China has taken further steps to push market-oriented interest
rate reform and develop a benchmark interest rate system for the
money market.
Industry observers applauded the introduction of the Shanghai
Interbank Offered Rate (Shibor), which lays the foundation for
evolution of the country's money policy to achieve macro-control
indirectly via adjusting the benchmark interest rate, rather than
the current approach of maneuvering the money supply.
But they noted that it will still take time for Shibor to exert
its influence, and acceptance and involvement by more financial
institutions is necessary to make it a real benchmark interest
rate.
The scarcity of a market-oriented benchmark interest rate has
been a shackle on the country's financial market.
The central bank currently uses one-year deposit and lending
rates as the benchmark, but since adjustments are infrequent the
rates fail to reflect market changes in a timely manner.

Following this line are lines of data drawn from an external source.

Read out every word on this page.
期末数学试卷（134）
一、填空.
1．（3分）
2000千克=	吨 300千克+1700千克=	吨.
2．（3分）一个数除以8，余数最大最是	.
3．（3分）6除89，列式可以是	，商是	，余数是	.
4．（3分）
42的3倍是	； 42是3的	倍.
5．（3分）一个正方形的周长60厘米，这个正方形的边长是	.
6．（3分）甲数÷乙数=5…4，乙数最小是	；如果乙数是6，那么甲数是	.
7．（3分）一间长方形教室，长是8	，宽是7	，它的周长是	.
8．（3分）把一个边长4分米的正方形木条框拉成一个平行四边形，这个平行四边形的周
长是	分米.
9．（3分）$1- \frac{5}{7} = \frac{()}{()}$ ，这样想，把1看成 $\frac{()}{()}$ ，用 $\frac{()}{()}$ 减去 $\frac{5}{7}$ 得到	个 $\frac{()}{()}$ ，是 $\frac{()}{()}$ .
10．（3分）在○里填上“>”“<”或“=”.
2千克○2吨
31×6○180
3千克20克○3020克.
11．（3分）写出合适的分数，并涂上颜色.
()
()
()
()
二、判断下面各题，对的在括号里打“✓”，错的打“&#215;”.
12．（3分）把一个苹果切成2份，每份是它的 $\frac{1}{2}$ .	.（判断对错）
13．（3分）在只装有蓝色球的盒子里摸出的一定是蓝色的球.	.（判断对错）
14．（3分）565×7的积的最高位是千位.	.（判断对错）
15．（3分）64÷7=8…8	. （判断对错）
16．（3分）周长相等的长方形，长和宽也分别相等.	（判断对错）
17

After a trial run of more than a month, the People's Bank of
China on January 4 put forward Shibor in a move to develop a more
market-sensitive benchmark for the interbank market.
There are eight Shibor rates, with maturities ranging from
overnight to a year. These are fixed according to calculations from
the rates quoted by 16 banks, eliminating the two highest rates and
the two lowest, and then averaging the remaining 12.

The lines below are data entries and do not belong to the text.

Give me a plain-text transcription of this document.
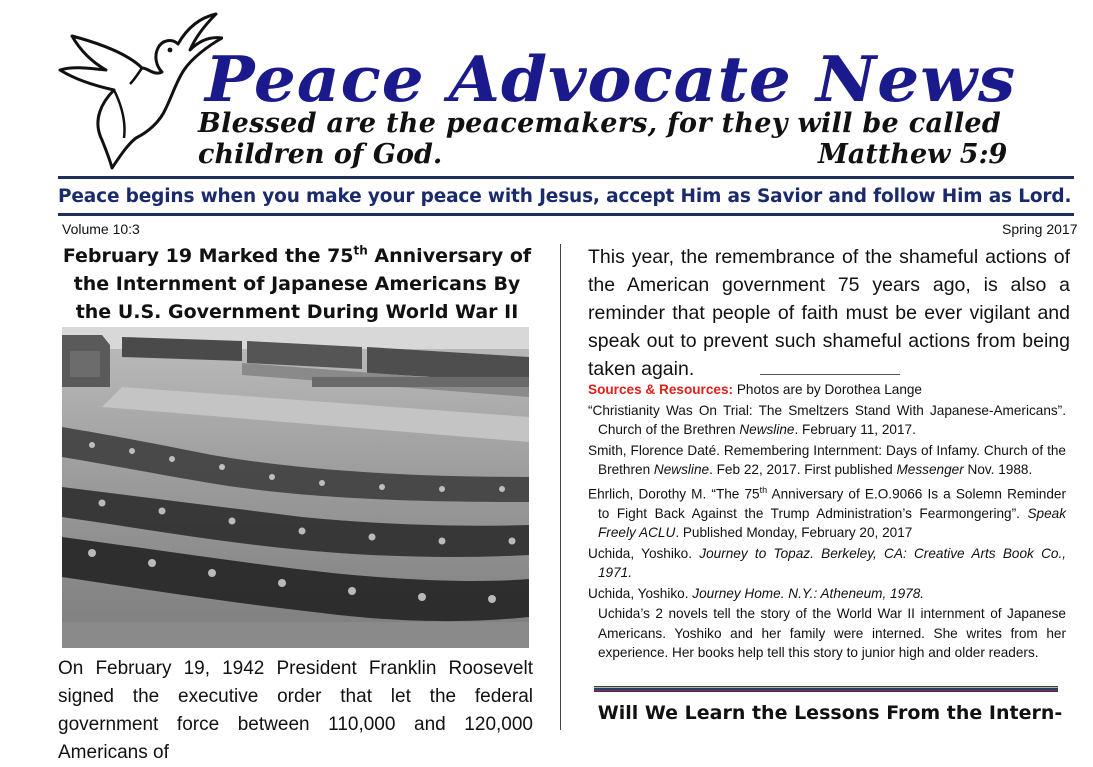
Peace Advocate News
Blessed are the peacemakers, for they will be called
children of God.	Matthew 5:9
Peace begins when you make your peace with Jesus, accept Him as Savior and follow Him as Lord.
Volume 10:3	Spring 2017
February 19 Marked the 75th Anniversary of the Internment of Japanese Americans By the U.S. Government During World War II
On February 19, 1942 President Franklin Roosevelt signed the executive order that let the federal government force between 110,000 and 120,000 Americans of
This year, the remembrance of the shameful actions of the American government 75 years ago, is also a reminder that people of faith must be ever vigilant and speak out to prevent such shameful actions from being taken again.

Sources & Resources: Photos are by Dorothea Lange

“Christianity Was On Trial: The Smeltzers Stand With Japanese-Americans”. Church of the Brethren Newsline. February 11, 2017.

Smith, Florence Daté. Remembering Internment: Days of Infamy. Church of the Brethren Newsline. Feb 22, 2017. First published Messenger Nov. 1988.

Ehrlich, Dorothy M. “The 75th Anniversary of E.O.9066 Is a Solemn Reminder to Fight Back Against the Trump Administration’s Fearmongering”. Speak Freely ACLU. Published Monday, February 20, 2017

Uchida, Yoshiko. Journey to Topaz. Berkeley, CA: Creative Arts Book Co., 1971.

Uchida, Yoshiko. Journey Home. N.Y.: Atheneum, 1978.

Uchida’s 2 novels tell the story of the World War II internment of Japanese Americans. Yoshiko and her family were interned. She writes from her experience. Her books help tell this story to junior high and older readers.

Will We Learn the Lessons From the Intern-
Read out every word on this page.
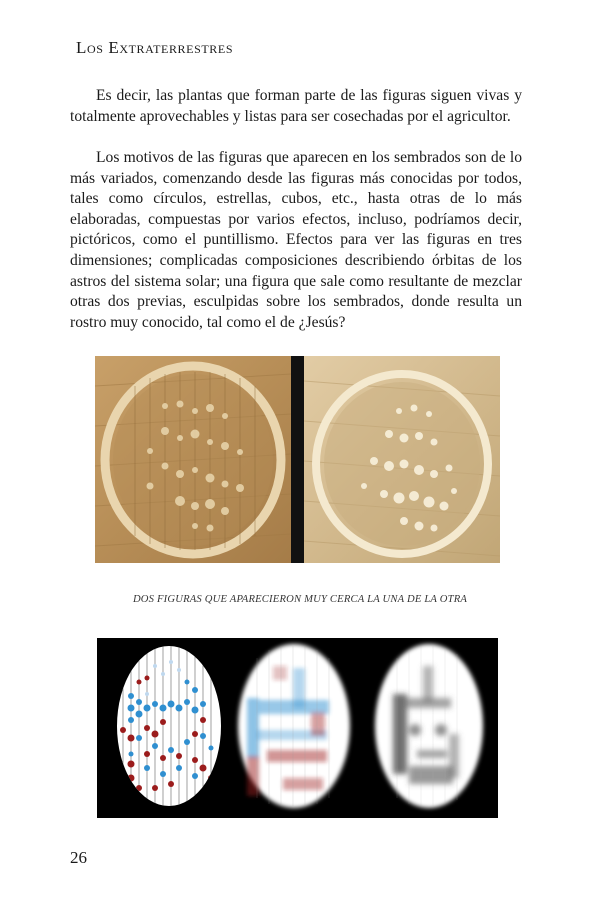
Los Extraterrestres

Es decir, las plantas que forman parte de las figuras siguen vivas y totalmente aprovechables y listas para ser cosechadas por el agricultor.

Los motivos de las figuras que aparecen en los sembrados son de lo más variados, comenzando desde las figuras más conocidas por todos, tales como círculos, estrellas, cubos, etc., hasta otras de lo más elaboradas, compuestas por varios efectos, incluso, podríamos decir, pictóricos, como el puntillismo. Efectos para ver las figuras en tres dimensiones; complicadas composiciones describiendo órbitas de los astros del sistema solar; una figura que sale como resultante de mezclar otras dos previas, esculpidas sobre los sembrados, donde resulta un rostro muy conocido, tal como el de ¿Jesús?

DOS FIGURAS QUE APARECIERON MUY CERCA LA UNA DE LA OTRA
26
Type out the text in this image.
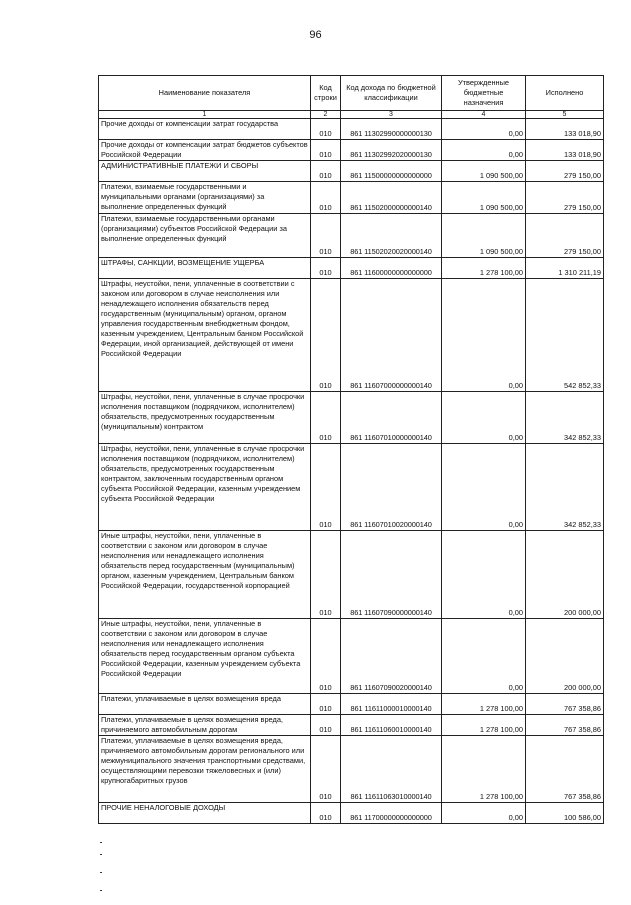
96
Наименование показателя	Код строки	Код дохода по бюджетной классификации	Утвержденные бюджетные назначения	Исполнено
1	2	3	4	5
Прочие доходы от компенсации затрат государства	010	861 11302990000000130	0,00	133 018,90
Прочие доходы от компенсации затрат бюджетов субъектов Российской Федерации	010	861 11302992020000130	0,00	133 018,90
АДМИНИСТРАТИВНЫЕ ПЛАТЕЖИ И СБОРЫ	010	861 11500000000000000	1 090 500,00	279 150,00
Платежи, взимаемые государственными и муниципальными органами (организациями) за выполнение определенных функций	010	861 11502000000000140	1 090 500,00	279 150,00
Платежи, взимаемые государственными органами (организациями) субъектов Российской Федерации за выполнение определенных функций	010	861 11502020020000140	1 090 500,00	279 150,00
ШТРАФЫ, САНКЦИИ, ВОЗМЕЩЕНИЕ УЩЕРБА	010	861 11600000000000000	1 278 100,00	1 310 211,19
Штрафы, неустойки, пени, уплаченные в соответствии с законом или договором в случае неисполнения или ненадлежащего исполнения обязательств перед государственным (муниципальным) органом, органом управления государственным внебюджетным фондом, казенным учреждением, Центральным банком Российской Федерации, иной организацией, действующей от имени Российской Федерации	010	861 11607000000000140	0,00	542 852,33
Штрафы, неустойки, пени, уплаченные в случае просрочки исполнения поставщиком (подрядчиком, исполнителем) обязательств, предусмотренных государственным (муниципальным) контрактом	010	861 11607010000000140	0,00	342 852,33
Штрафы, неустойки, пени, уплаченные в случае просрочки исполнения поставщиком (подрядчиком, исполнителем) обязательств, предусмотренных государственным контрактом, заключенным государственным органом субъекта Российской Федерации, казенным учреждением субъекта Российской Федерации	010	861 11607010020000140	0,00	342 852,33
Иные штрафы, неустойки, пени, уплаченные в соответствии с законом или договором в случае неисполнения или ненадлежащего исполнения обязательств перед государственным (муниципальным) органом, казенным учреждением, Центральным банком Российской Федерации, государственной корпорацией	010	861 11607090000000140	0,00	200 000,00
Иные штрафы, неустойки, пени, уплаченные в соответствии с законом или договором в случае неисполнения или ненадлежащего исполнения обязательств перед государственным органом субъекта Российской Федерации, казенным учреждением субъекта Российской Федерации	010	861 11607090020000140	0,00	200 000,00
Платежи, уплачиваемые в целях возмещения вреда	010	861 11611000010000140	1 278 100,00	767 358,86
Платежи, уплачиваемые в целях возмещения вреда, причиняемого автомобильным дорогам	010	861 11611060010000140	1 278 100,00	767 358,86
Платежи, уплачиваемые в целях возмещения вреда, причиняемого автомобильным дорогам регионального или межмуниципального значения транспортными средствами, осуществляющими перевозки тяжеловесных и (или) крупногабаритных грузов	010	861 11611063010000140	1 278 100,00	767 358,86
ПРОЧИЕ НЕНАЛОГОВЫЕ ДОХОДЫ	010	861 11700000000000000	0,00	100 586,00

Deutsche Bank, HSBC and Standard Chartered are the three foreign
banks contributing quotes to Shibor.
"The launch of Shibor will further push forward the
market-oriented interest rate reform and develop a benchmark
interest rate system for China's money market," the central bank
said.
The bank is also hopeful the rate will help "improve the pricing
capabilities of financial institutions and guide the pricing of
money market instruments".
"The formation of a benchmark interest rate is the precondition
to make the interest rate market-oriented," said Yuan Dejun, senior
economist with China Galaxy Securities.
"Since the opening-up and reform of 1978, the central bank has
made huge efforts to promote market-oriented interest rate reform
and develop a benchmark interest rate system for China's money
market," he said.
"But due to their shortcomings, current indexes cannot become
real benchmark interest rates," he added.

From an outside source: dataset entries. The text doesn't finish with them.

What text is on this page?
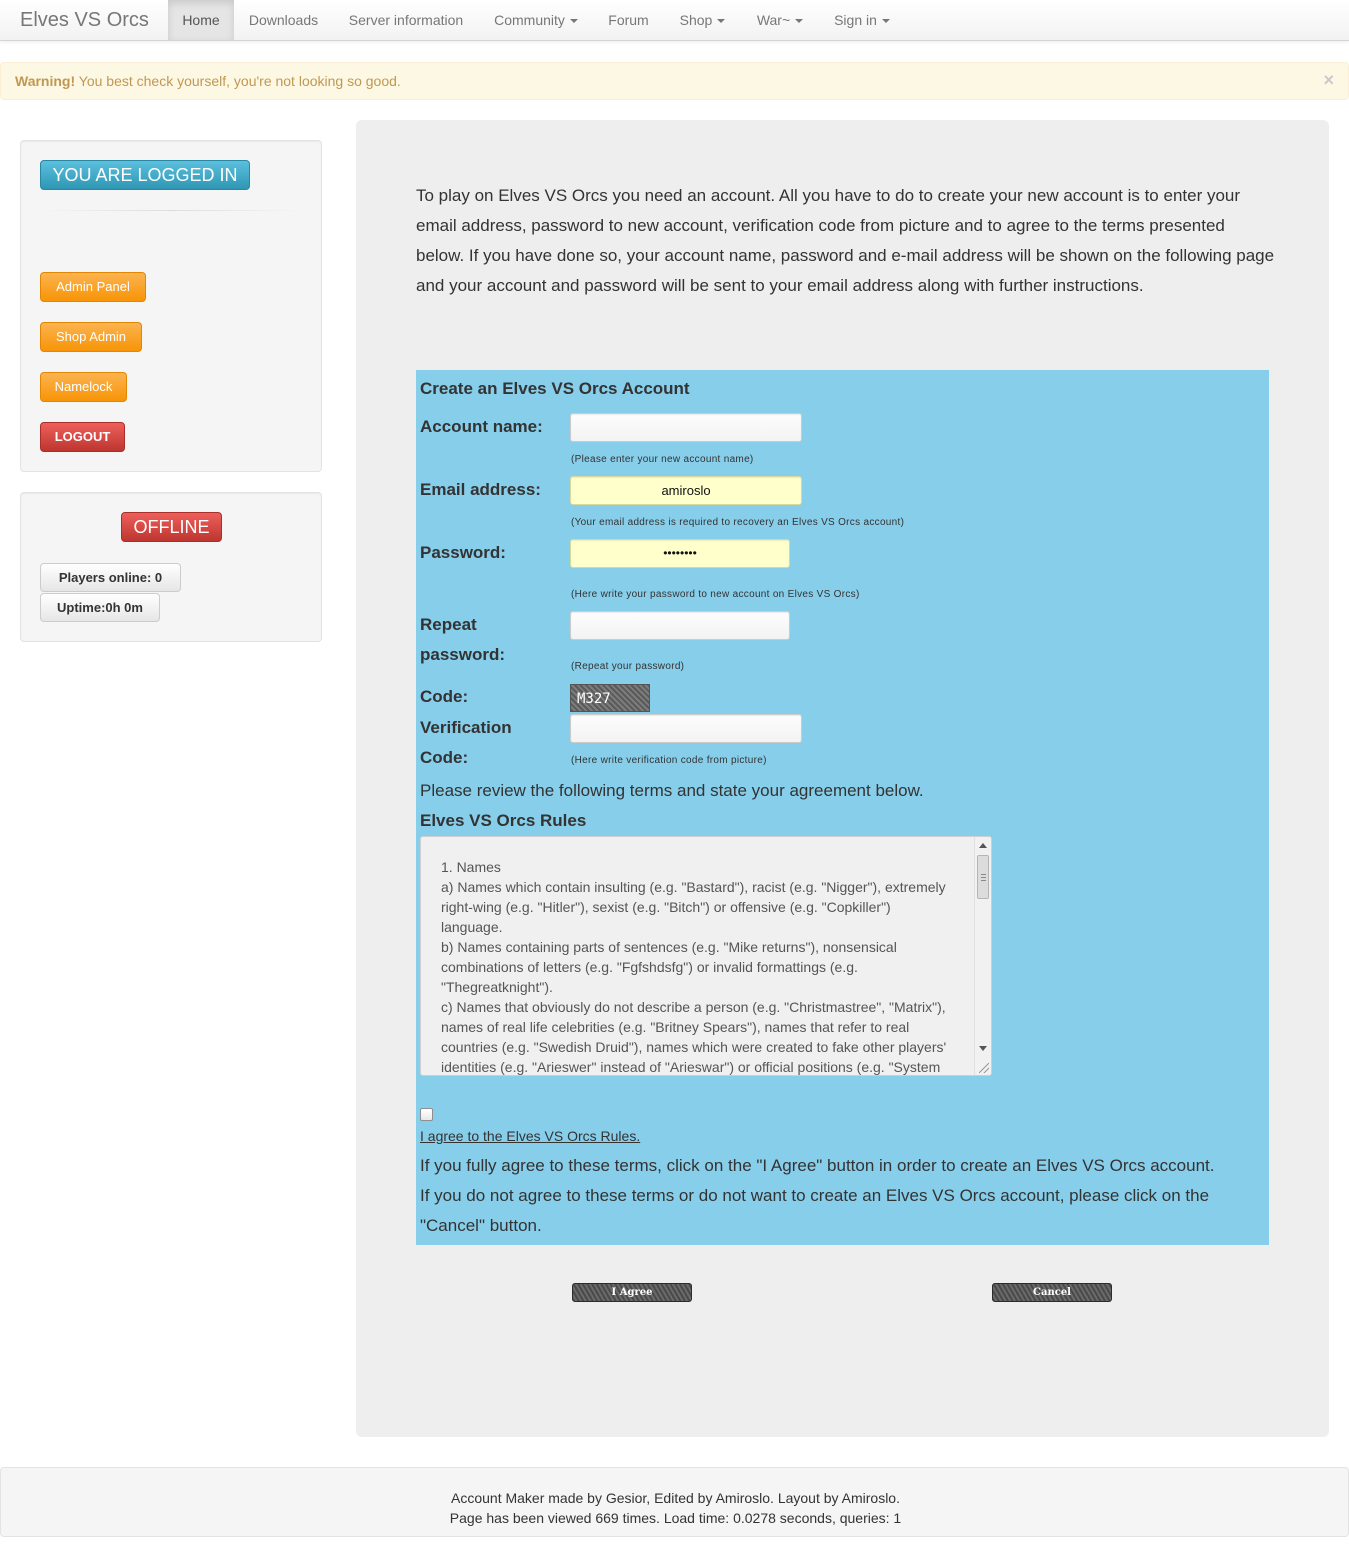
Elves VS Orcs	Home	Downloads	Server information	Community	Forum	Shop	War~	Sign in
Warning! You best check yourself, you're not looking so good.	×
YOU ARE LOGGED IN
Admin Panel
Shop Admin
Namelock
LOGOUT
OFFLINE
Players online: 0
Uptime:0h 0m
To play on Elves VS Orcs you need an account. All you have to do to create your new account is to enter your email address, password to new account, verification code from picture and to agree to the terms presented below. If you have done so, your account name, password and e-mail address will be shown on the following page and your account and password will be sent to your email address along with further instructions.
Create an Elves VS Orcs Account
Account name:
(Please enter your new account name)
Email address:	amiroslo
(Your email address is required to recovery an Elves VS Orcs account)
Password:	••••••••
(Here write your password to new account on Elves VS Orcs)
Repeat
password:
(Repeat your password)
Code:	M327
Verification
Code:	(Here write verification code from picture)
Please review the following terms and state your agreement below.
Elves VS Orcs Rules
1. Names
a) Names which contain insulting (e.g. "Bastard"), racist (e.g. "Nigger"), extremely
right-wing (e.g. "Hitler"), sexist (e.g. "Bitch") or offensive (e.g. "Copkiller")
language.
b) Names containing parts of sentences (e.g. "Mike returns"), nonsensical
combinations of letters (e.g. "Fgfshdsfg") or invalid formattings (e.g.
"Thegreatknight").
c) Names that obviously do not describe a person (e.g. "Christmastree", "Matrix"),
names of real life celebrities (e.g. "Britney Spears"), names that refer to real
countries (e.g. "Swedish Druid"), names which were created to fake other players'
identities (e.g. "Arieswer" instead of "Arieswar") or official positions (e.g. "System
I agree to the Elves VS Orcs Rules.
If you fully agree to these terms, click on the "I Agree" button in order to create an Elves VS Orcs account.
If you do not agree to these terms or do not want to create an Elves VS Orcs account, please click on the
"Cancel" button.
I Agree	Cancel
Account Maker made by Gesior, Edited by Amiroslo. Layout by Amiroslo.
Page has been viewed 669 times. Load time: 0.0278 seconds, queries: 1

Presently there are only two major reference rates in the market
the seven-day weighted average interest rate for repurchasing
treasury bonds and the rate for one-year central bank bills.
The new benchmarks provide a sound barometer for judging whether
liquidity in China's money market is reasonable.
What's more, the new rates create realistic conditions for the
alteration of money policy adjustment, Yuan said.
"In recent years, the money policy in our country relied on the
adjustment of banks' loan scale and money supply, while giving
insufficient play to tools such as the interest and exchange
rates," he said.
But thanks to the launch of Shibor and the potential to develop
it into a market-sensitive benchmark, the central bank would have a
new means of exerting indirect adjustments.
It could rely on an open market operation to realize the change
in benchmark rates, so as to influence the rates level in the whole
market, Yuan added.
The new rate will aid the development of the interest rate
derivatives market.
Some analysts proposed that the central bank strengthen the
importance of Shibor so dealers would accept it, but others
expressed concern that China's credit environment could endanger
the success of the benchmark.
"Interbank lending is mainly credit loans, so the promotion of
Shibor is a great test of China's feeble financial credit system,"
an analyst with Fudan University told China Daily.